Online video is still plagued by growing pains, including difficulties in searching for clips and herky-jerky playback on many services, including Google Video. Until Web companies solve those problems, advertisers may delay spending in the medium, slowing its growth.

The reach of Google’s current advertising syndication system, AdSense, along with the company’s focus on staying ahead technologically, may give it an advantage as other companies try to tap that gusher of ad dollars. Still, the nature of the Web creates opportunities that newcomers can exploit, said Gordon Borrell, president of media research firm Borrell Associates.

“Just like Google came out of nowhere, I think there will be some player that people don’t know with Web-based programming, and it will play to the unique advantage of what the Web can do,” Mr. Borrell said.

Google’s video syndication strategy builds on AdSense, which created a new category of advertising by placing text ads next to relevant content on Web sites that join the company’s network. When Internet surfers click on those ads, Google gets paid. Video syndication again positions the company to get a cut of a new breed of advertising.

Obstacles confronting Google, the most-used Web search engine, include competition from Microsoft and nimble technology firms such as Brightcove, which also syndicates video. In addition, Google will need to strike deals with the content providers who create the most desirable product.

Microsoft, the world’s biggest software company, is hot on the syndication trail. The company is planning to integrate a video ad platform from its MSN service with its adCenter technology, which can place ads across all of Microsoft’s Web properties, said Rob Bennett, general manager of entertainment and video services for Microsoft’s MSN.

MSN already distributes its video player and places ads on about 1,100 Web sites that house Associated Press content.

There’s also Internet TV start-up Brightcove, which for 10 months has distributed video content from both niche producers and big players like Reuters to Web sites seeking targeted content, said Jeremy Allaire, the company’s CEO.

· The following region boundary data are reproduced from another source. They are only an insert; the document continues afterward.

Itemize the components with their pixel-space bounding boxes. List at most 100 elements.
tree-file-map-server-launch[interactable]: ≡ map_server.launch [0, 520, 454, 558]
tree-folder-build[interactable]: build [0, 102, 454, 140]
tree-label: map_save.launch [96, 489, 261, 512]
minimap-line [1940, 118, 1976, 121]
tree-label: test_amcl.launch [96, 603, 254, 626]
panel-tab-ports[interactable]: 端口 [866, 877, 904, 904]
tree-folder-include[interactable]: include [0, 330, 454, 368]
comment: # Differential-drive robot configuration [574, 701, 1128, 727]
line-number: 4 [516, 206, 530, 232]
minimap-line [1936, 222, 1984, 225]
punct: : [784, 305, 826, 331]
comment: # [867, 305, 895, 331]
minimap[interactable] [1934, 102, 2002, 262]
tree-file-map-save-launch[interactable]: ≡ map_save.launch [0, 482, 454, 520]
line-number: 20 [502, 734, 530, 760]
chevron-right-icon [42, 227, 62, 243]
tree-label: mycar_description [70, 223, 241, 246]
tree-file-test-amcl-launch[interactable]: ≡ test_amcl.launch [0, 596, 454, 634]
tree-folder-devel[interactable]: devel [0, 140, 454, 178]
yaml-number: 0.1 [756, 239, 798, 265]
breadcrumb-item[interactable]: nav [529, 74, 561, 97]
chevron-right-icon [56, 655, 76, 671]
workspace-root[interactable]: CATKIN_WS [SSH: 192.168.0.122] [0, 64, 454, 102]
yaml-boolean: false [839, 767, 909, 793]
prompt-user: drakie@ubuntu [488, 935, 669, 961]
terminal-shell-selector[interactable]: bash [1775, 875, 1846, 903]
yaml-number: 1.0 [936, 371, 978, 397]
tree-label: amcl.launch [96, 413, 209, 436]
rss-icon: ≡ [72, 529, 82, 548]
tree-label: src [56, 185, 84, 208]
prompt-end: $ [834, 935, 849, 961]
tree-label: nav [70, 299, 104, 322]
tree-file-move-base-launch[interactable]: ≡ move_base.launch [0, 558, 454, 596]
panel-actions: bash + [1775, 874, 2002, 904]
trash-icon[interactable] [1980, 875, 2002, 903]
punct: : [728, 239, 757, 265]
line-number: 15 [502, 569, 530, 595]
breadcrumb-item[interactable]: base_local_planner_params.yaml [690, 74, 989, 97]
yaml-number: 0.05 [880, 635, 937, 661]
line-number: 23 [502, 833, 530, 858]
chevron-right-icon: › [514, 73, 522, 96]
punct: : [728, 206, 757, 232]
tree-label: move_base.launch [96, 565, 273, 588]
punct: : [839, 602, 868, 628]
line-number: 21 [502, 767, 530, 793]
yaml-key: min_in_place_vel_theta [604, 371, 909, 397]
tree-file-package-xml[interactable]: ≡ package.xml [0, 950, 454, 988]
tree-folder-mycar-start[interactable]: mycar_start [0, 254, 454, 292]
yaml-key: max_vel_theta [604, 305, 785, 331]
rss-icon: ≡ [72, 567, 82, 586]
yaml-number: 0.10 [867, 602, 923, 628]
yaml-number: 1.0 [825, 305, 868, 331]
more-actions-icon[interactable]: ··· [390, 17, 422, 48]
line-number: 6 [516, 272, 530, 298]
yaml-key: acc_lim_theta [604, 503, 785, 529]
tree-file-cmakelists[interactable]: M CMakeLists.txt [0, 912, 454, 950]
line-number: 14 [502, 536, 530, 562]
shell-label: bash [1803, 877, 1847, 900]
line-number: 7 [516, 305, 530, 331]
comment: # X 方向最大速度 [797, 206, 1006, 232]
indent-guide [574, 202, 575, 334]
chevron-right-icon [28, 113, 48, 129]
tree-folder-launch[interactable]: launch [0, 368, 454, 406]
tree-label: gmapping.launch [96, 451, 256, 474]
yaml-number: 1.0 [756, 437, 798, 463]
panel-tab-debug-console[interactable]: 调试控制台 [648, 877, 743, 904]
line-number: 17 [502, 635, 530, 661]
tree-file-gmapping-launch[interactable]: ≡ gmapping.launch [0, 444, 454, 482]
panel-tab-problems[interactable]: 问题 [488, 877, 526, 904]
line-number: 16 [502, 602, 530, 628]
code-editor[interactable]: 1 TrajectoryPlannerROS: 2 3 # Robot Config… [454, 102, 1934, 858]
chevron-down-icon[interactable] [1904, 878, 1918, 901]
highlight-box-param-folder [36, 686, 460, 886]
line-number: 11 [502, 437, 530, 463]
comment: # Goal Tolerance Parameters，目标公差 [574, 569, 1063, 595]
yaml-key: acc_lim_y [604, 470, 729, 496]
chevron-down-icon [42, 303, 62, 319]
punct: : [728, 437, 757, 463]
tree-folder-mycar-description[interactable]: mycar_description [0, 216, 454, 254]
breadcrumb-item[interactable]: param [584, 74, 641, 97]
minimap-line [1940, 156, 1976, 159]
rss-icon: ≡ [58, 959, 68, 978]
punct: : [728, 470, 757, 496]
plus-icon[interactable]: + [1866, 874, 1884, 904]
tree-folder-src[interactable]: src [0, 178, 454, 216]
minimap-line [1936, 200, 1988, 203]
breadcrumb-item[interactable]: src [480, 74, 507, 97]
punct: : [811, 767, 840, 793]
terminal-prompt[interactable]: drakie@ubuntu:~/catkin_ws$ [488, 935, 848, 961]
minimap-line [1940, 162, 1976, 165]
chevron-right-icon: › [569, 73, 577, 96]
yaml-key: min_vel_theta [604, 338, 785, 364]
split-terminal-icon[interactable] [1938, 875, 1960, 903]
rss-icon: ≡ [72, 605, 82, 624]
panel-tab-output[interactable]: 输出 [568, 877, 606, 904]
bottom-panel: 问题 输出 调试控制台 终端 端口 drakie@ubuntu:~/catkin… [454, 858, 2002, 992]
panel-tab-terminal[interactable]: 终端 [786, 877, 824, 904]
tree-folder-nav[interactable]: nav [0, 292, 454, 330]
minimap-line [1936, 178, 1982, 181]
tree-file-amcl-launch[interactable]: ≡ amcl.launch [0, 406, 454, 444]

“You’ll see some additional major network, entertainment and studio brands launching in syndication with us this fall,” he said. “The trend as a whole will be transformative- it will help open up the vast amounts of content that are out there and get it out to millions of Web sites.”

Many Opportunities

The opportunities for reaping revenue from Web video are deep and wide, said T.S. Kelly, VP and director of research and insight for Media Contacts, the interactive arm of media agency MPG. That means that while Google’s video ad strategy may succeed much like its text ad strategy, other companies can cash in.

Online video syndication will expand revenue possibilities on the Internet by solving one of the biggest problems with online video today-that demand for advertising opportunities outstrips supply, Microsoft’s Mr. Bennett said.

Currently, larger sites have the resources to sell ads, but smaller ones often do not. Just as the MSN-AP ad partnership lets MSN put its advertisers onto more Web sites, the Google-MTV deal brings video and ads to sites that lack the wherewithal to strike deals with MTV on their own.

Yahoo, the second-most-used Web search engine, declined to comment on whether it has a video syndication strategy in the works. The company is working internally and with partners on new ad formats that are appropriate for both users and advertisers, a Yahoo spokesman said.

Google’s video distribution product may quiet critics who had questioned the company’s strategy after it stumbled on copyright concerns and user complaints about the Google Video homepage. Those critiques missed the point, said Hunter Walk, business product manager for Google Video.

“We have always seen Google Video as a platform to not only be a destination site but to help spread video across the Web,” he said.

Google is also extending its video reach in other ways. The company experimented with General Motors’ Pontiac brand this summer to deliver “click to play” ads within the AdSense network.

Google has since expanded that capability to other advertisers. Those ads will be available on partner sites, said Gokul Rajaram, product manager for Google AdSense.